Marchon Eyewear Inc., with a Long Island workforce of 500, is mostly known for its upscale lines of sunglasses and eyeglasses for labels such as Fendi and Sean John.

The company's promotion includes ads in optical trade magazines and a video on Marchon's website highlighting Dr. Gerard D’Aversa, of Ophthalmic Consultants of Long Island, and his daughter, Jaclyn, a Barnard College senior.

The maker of the eyeglasses the two are wearing in the ads? Marchon, of course: Dr. Gerard D’Aversa in style M-162 and his daughter, Jaclyn, in M-213.

In early 2011, the D'Aversas spent 10 days in Accra, the Ghanaian capital, Newsday reported in April 2011.

The two talk about the trip in the Marchon website video.

Their sponsor was Unite for Sight, a New Haven, Conn., charity that coordinates volunteer trips worldwide.

They delivered new equipment and supplies to the North Western Eye Clinic, and performed surgery on patients to restore their sight.

The delivery included equipment for performing phacoemulsification, which Dr. D'Aversa used to train the clinic's director, Dr. Michael Gyasi, in cataract surgery techniques that require smaller incisions with quicker recoveries, Marchon said.

“Prior to our trip, Dr. Gyasi was performing large-incision surgery on his patients which usually requires longer healing times,” D’Aversa said in a Monday news release.
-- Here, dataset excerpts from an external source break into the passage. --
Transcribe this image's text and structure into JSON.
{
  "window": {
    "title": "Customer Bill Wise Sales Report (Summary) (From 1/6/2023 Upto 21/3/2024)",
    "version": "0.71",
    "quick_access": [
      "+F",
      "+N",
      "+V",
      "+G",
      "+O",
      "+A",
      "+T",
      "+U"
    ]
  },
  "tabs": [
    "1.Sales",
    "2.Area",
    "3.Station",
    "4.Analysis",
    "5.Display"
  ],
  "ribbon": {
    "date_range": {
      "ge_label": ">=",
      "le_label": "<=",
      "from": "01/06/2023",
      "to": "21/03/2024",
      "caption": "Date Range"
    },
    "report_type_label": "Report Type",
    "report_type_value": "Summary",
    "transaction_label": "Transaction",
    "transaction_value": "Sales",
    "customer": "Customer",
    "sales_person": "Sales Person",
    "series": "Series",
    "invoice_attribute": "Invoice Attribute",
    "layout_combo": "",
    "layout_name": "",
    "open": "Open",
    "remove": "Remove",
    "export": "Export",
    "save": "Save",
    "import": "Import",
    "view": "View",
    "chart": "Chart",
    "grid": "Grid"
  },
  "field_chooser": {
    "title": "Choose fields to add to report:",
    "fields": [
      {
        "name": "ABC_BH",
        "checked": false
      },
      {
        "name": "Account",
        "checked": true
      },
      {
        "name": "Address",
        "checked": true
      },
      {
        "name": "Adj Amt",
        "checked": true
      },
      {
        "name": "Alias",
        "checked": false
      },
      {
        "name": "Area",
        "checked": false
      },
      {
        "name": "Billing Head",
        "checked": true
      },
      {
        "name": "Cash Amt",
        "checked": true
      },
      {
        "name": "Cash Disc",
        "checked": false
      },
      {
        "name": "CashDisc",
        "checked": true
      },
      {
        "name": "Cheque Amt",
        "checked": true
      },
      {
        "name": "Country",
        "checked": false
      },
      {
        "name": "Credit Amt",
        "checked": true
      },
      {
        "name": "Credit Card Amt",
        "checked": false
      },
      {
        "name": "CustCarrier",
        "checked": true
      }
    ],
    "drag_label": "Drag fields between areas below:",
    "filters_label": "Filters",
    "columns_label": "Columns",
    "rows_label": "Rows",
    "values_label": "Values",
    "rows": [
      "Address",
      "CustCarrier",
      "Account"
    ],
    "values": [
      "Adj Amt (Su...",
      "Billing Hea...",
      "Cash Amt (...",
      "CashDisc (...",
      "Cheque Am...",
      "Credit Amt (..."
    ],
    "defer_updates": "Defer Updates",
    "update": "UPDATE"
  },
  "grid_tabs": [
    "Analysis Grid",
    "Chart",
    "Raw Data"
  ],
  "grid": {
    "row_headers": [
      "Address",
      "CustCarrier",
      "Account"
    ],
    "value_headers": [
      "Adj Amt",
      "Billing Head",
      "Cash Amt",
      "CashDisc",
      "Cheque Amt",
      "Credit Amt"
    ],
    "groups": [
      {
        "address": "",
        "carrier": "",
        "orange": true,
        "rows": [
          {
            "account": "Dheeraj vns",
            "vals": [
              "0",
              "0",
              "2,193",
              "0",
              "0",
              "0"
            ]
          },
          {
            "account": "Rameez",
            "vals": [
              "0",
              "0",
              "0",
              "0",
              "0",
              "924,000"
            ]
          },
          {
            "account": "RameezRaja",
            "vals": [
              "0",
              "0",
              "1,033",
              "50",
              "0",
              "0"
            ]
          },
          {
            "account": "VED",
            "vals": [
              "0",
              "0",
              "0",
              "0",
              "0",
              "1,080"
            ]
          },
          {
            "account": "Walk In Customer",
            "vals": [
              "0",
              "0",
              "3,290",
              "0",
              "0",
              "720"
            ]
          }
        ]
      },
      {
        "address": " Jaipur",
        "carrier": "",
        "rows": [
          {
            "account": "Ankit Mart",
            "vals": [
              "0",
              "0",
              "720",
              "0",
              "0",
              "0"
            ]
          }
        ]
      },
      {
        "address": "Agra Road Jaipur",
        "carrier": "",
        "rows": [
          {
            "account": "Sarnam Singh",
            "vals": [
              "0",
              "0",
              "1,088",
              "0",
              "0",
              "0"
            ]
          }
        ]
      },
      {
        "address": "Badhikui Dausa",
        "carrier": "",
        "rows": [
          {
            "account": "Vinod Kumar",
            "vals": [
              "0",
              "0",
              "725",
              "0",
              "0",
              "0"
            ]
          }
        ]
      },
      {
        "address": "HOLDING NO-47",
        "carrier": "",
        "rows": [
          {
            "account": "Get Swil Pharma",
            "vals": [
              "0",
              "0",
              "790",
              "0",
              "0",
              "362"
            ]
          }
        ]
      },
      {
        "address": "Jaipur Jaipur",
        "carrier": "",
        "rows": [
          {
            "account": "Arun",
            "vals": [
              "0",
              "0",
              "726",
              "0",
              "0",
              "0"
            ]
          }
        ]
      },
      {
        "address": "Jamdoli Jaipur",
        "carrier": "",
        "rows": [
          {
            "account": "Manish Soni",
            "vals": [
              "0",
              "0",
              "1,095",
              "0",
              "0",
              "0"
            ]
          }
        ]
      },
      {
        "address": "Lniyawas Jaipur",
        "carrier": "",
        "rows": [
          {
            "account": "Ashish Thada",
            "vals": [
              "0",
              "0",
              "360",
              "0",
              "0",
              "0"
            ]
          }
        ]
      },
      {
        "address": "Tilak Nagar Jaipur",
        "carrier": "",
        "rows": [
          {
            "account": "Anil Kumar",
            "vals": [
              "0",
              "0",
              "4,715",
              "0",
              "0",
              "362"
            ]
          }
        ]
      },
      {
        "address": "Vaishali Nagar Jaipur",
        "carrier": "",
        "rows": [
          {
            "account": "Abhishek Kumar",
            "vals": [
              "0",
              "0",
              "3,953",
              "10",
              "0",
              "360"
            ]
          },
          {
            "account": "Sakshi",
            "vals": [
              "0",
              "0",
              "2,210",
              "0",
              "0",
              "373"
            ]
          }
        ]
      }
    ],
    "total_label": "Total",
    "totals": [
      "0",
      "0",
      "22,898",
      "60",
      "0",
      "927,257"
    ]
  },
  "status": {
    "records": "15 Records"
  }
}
Now Gyasi is the second surgeon in Ghana able to perform the phaco procedure, he said.

The African clinic's phaco machine was donated by Island Eye Surgicenter, of Carle Place, D'Aversa said.

Other companies donated lenses and medical supplies. D'Aversa's clients and their families held fundraisers, and one grade-school student collected hundreds of pairs of eyeglasses by putting donation boxes in stores and going door to door.

“Without the support of so many, we never would have been able to carry out our mission,” D’Aversa said. OCLI, with a staff of 25 eye doctors and specialists, has offices in Rockville Centre, Lynbrook, Valley Stream, East Setauket, Manhasset, East Meadow, Port Jefferson, Inwood and Mineola.

Photo: Garden City eye surgeon Dr. Gerard D'Aversa and his daughter, Jaclyn, in an operating room at North Western Eye Clinic in Accra, Ghana.